Oh I believe in God; it’s the Church I have problems with. I believe that our consciousness (and the consciousness of every other living thing, and quite possibly that of non-living things too) springs from something outside the material contents of the universe. I believe that, when we leave this existence, that part of us merges back into the Universal Mind (for lack of a better term) and that God, right now, is experiencing the reality of an OldFart typing some philosophical missive into the aether. I’m not looking forward to death, but neither do I fear it. It’s just the next step on the Path.
But that’s just me. I generally don’t try to convince anyone that I’m right. But this viewpoint has brought me hope and comfort for many years and, in the end, that’s all anyone can hope for from any belief system, isn’t it? Sooner or later, we’ll all know for certain!
Would you operate a car without first learning how to drive? Would you operate an aircraft, or a nuclear reactor without training, practice and competent instruction? And even with all those things, wouldn’t it be prudent to seek help from many others?
I cannot convince you of anything nor do I try to – I simply point out that there are other points of view that arrived at those views not on vain examination of selfish opinion, but rather dispassionate study of external facts.

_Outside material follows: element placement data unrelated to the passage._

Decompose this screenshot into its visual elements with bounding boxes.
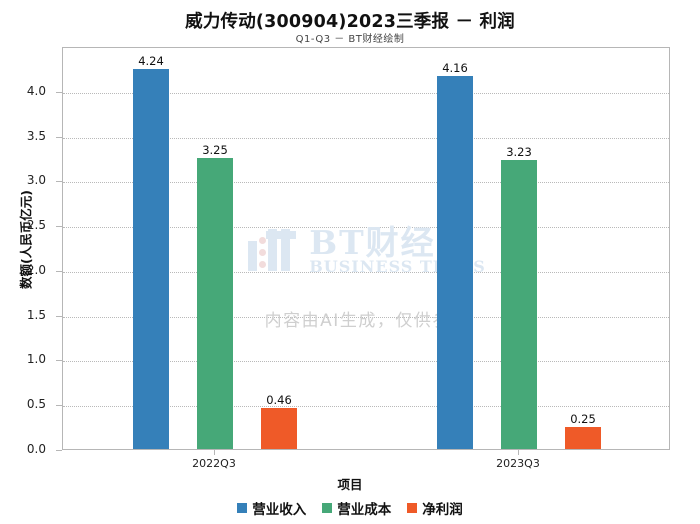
bar-value-label: 3.25 — [202, 142, 228, 157]
bt-logo-icon — [248, 228, 300, 273]
gridline — [63, 227, 669, 229]
y-axis-tick-mark — [56, 450, 62, 451]
y-axis-tick-label: 1.0 — [26, 352, 46, 367]
legend-swatch — [322, 503, 333, 513]
y-axis-tick-label: 3.5 — [26, 128, 46, 143]
legend-label: 净利润 — [422, 502, 463, 518]
y-axis-tick-label: 2.5 — [26, 218, 46, 233]
legend-item[interactable]: 营业成本 — [322, 498, 391, 518]
y-axis-tick-label: 0.0 — [26, 442, 46, 456]
bar-value-label: 0.46 — [266, 392, 292, 407]
gridline — [63, 92, 669, 94]
bar-value-label: 4.16 — [442, 61, 468, 76]
x-axis-tick-label: 2023Q3 — [496, 457, 540, 470]
bar[interactable] — [437, 76, 473, 449]
legend-label: 营业收入 — [252, 502, 307, 518]
bar[interactable] — [261, 407, 297, 449]
y-axis-tick-label: 3.0 — [26, 173, 46, 188]
x-axis-tick-mark — [214, 450, 215, 455]
x-axis-title: 项目 — [337, 477, 363, 492]
gridline — [63, 271, 669, 273]
y-axis-tick-mark — [56, 360, 62, 362]
bar[interactable] — [197, 157, 233, 449]
chart-subtitle: Q1-Q3 － BT财经绘制 — [295, 34, 405, 45]
y-axis-tick-label: 1.5 — [26, 307, 46, 322]
y-axis-tick-mark — [56, 405, 62, 407]
bar[interactable] — [565, 426, 601, 449]
gridline — [63, 182, 669, 184]
legend-label: 营业成本 — [337, 502, 392, 518]
chart-title: 威力传动(300904)2023三季报 － 利润 — [185, 12, 515, 32]
y-axis-tick-mark — [56, 226, 62, 228]
y-axis-title: 数额(人民币亿元) — [18, 190, 34, 289]
legend-swatch — [407, 503, 418, 513]
y-axis-tick-label: 2.0 — [26, 262, 46, 277]
watermark-brand: BT财经 — [309, 223, 436, 262]
bar-value-label: 4.24 — [138, 54, 164, 69]
gridline — [63, 361, 669, 363]
bar-value-label: 3.23 — [506, 144, 532, 159]
y-axis-tick-mark — [56, 315, 62, 317]
y-axis-tick-mark — [56, 136, 62, 138]
bar[interactable] — [133, 69, 169, 449]
legend-swatch — [237, 503, 248, 513]
plot-area: BT财经 BUSINESS TIMES 内容由AI生成，仅供参考 4.24 3.2… — [62, 47, 670, 450]
chart-legend: 营业收入 营业成本 净利润 — [0, 498, 700, 518]
legend-item[interactable]: 净利润 — [407, 498, 463, 518]
gridline — [63, 137, 669, 139]
y-axis-tick-mark — [56, 270, 62, 272]
y-axis-tick-label: 0.5 — [26, 397, 46, 412]
bar-value-label: 0.25 — [570, 411, 596, 426]
y-axis-tick-mark — [56, 91, 62, 93]
gridline — [63, 406, 669, 408]
gridline — [63, 316, 669, 318]
x-axis-tick-label: 2022Q3 — [192, 457, 236, 470]
y-axis-tick-mark — [56, 181, 62, 183]
y-axis-tick-label: 4.0 — [26, 83, 46, 98]
x-axis-tick-mark — [518, 450, 519, 455]
legend-item[interactable]: 营业收入 — [237, 498, 306, 518]
bar[interactable] — [501, 159, 537, 449]
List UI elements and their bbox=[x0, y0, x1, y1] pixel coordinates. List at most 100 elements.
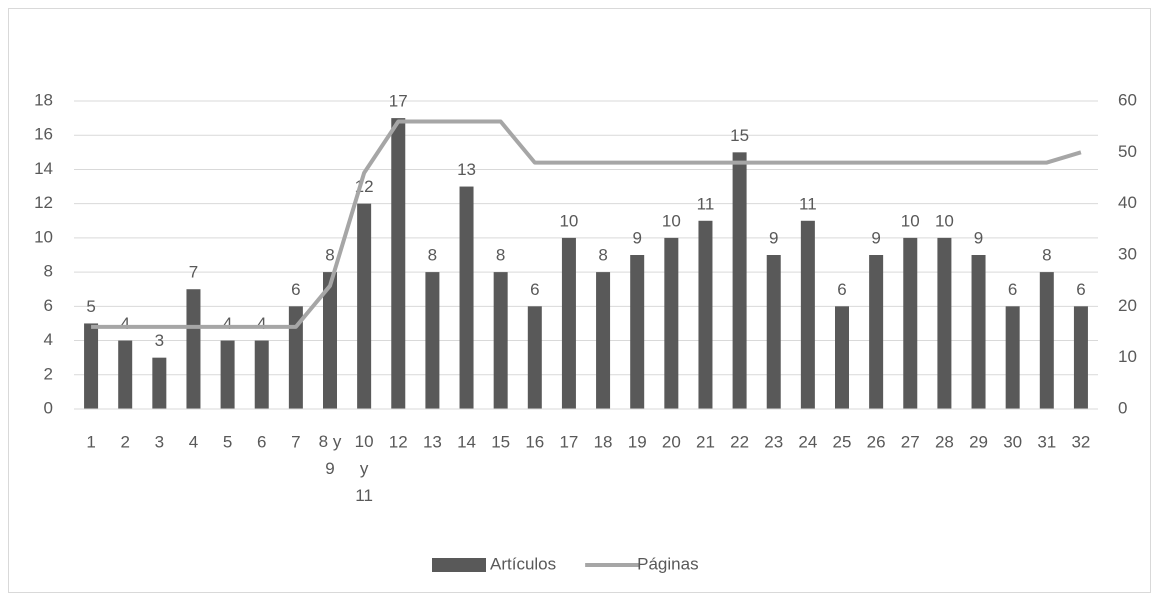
x-tick-label: 16 bbox=[525, 432, 544, 451]
bar bbox=[937, 237, 952, 409]
x-tick-label: 23 bbox=[764, 432, 783, 451]
data-label: 4 bbox=[223, 314, 232, 333]
bar bbox=[254, 340, 269, 409]
data-label: 9 bbox=[769, 228, 778, 247]
x-tick-label: 27 bbox=[901, 432, 920, 451]
bar bbox=[1005, 306, 1020, 409]
bar bbox=[425, 272, 440, 409]
bar bbox=[84, 323, 99, 409]
data-label: 15 bbox=[730, 126, 749, 145]
bar bbox=[323, 272, 337, 409]
bar bbox=[493, 272, 508, 409]
line bbox=[91, 119, 1082, 329]
y2-tick-label: 10 bbox=[1118, 347, 1137, 366]
data-label: 9 bbox=[632, 228, 641, 247]
bar bbox=[391, 118, 406, 409]
x-tick-label: 29 bbox=[969, 432, 988, 451]
data-label: 6 bbox=[1008, 280, 1017, 299]
data-label: 11 bbox=[799, 194, 817, 213]
y2-tick-label: 40 bbox=[1118, 193, 1137, 212]
y2-tick-label: 50 bbox=[1118, 142, 1137, 161]
y2-tick-label: 60 bbox=[1118, 90, 1137, 109]
data-label: 9 bbox=[974, 228, 983, 247]
bar bbox=[186, 289, 201, 409]
bar bbox=[664, 237, 679, 409]
x-tick-label: 22 bbox=[730, 432, 749, 451]
bar bbox=[220, 340, 235, 409]
bar bbox=[596, 272, 611, 409]
y-tick-label: 16 bbox=[34, 125, 53, 144]
y-tick-label: 6 bbox=[44, 296, 53, 315]
data-label: 5 bbox=[86, 297, 95, 316]
x-tick-label: 24 bbox=[798, 432, 817, 451]
x-tick-label: 26 bbox=[867, 432, 886, 451]
data-label: 10 bbox=[662, 211, 681, 230]
y2-tick-label: 0 bbox=[1118, 398, 1127, 417]
bar bbox=[732, 152, 747, 410]
x-tick-label: 13 bbox=[423, 432, 442, 451]
x-tick-label: 10 y 11 bbox=[355, 432, 374, 505]
data-label: 10 bbox=[935, 211, 954, 230]
x-tick-label: 1 bbox=[86, 432, 95, 451]
data-label: 6 bbox=[530, 280, 539, 299]
data-label: 4 bbox=[257, 314, 266, 333]
data-label: 8 bbox=[598, 246, 607, 265]
x-tick-label: 2 bbox=[120, 432, 129, 451]
bar bbox=[698, 220, 713, 409]
bar bbox=[869, 255, 884, 409]
legend-label: Artículos bbox=[490, 554, 556, 573]
data-label: 8 bbox=[496, 246, 505, 265]
y-tick-label: 4 bbox=[44, 330, 53, 349]
x-tick-label: 12 bbox=[389, 432, 408, 451]
data-label: 3 bbox=[155, 331, 164, 350]
data-label: 8 bbox=[325, 246, 334, 265]
bar bbox=[766, 255, 781, 409]
data-label: 6 bbox=[1076, 280, 1085, 299]
x-tick-label: 20 bbox=[662, 432, 681, 451]
y-tick-label: 8 bbox=[44, 262, 53, 281]
y-tick-label: 14 bbox=[34, 159, 53, 178]
bar bbox=[903, 237, 918, 409]
y2-tick-label: 20 bbox=[1118, 296, 1137, 315]
bar bbox=[971, 255, 986, 409]
x-tick-label: 25 bbox=[833, 432, 852, 451]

Early in my career I recall the lessons learned from Chernobyl – that opinionated managers with their own fixed belief system disregarded the output of a computer and a young reactor operator that told them they were about to embark on the largest nuclear disaster in history. They ignored the “stupid” “ignorant” “inexperienced” “young man” and spent the rest of their brief and miserable lives picking up nuclear fuel with shovels. It was a great lesson -beliefs don’t count, opinions don’t count, get facts and advice from others and live by carefully studying them, challenge opinions, and change them.
Opinions are transient place holders, crumbs left behind – not guideposts for a future.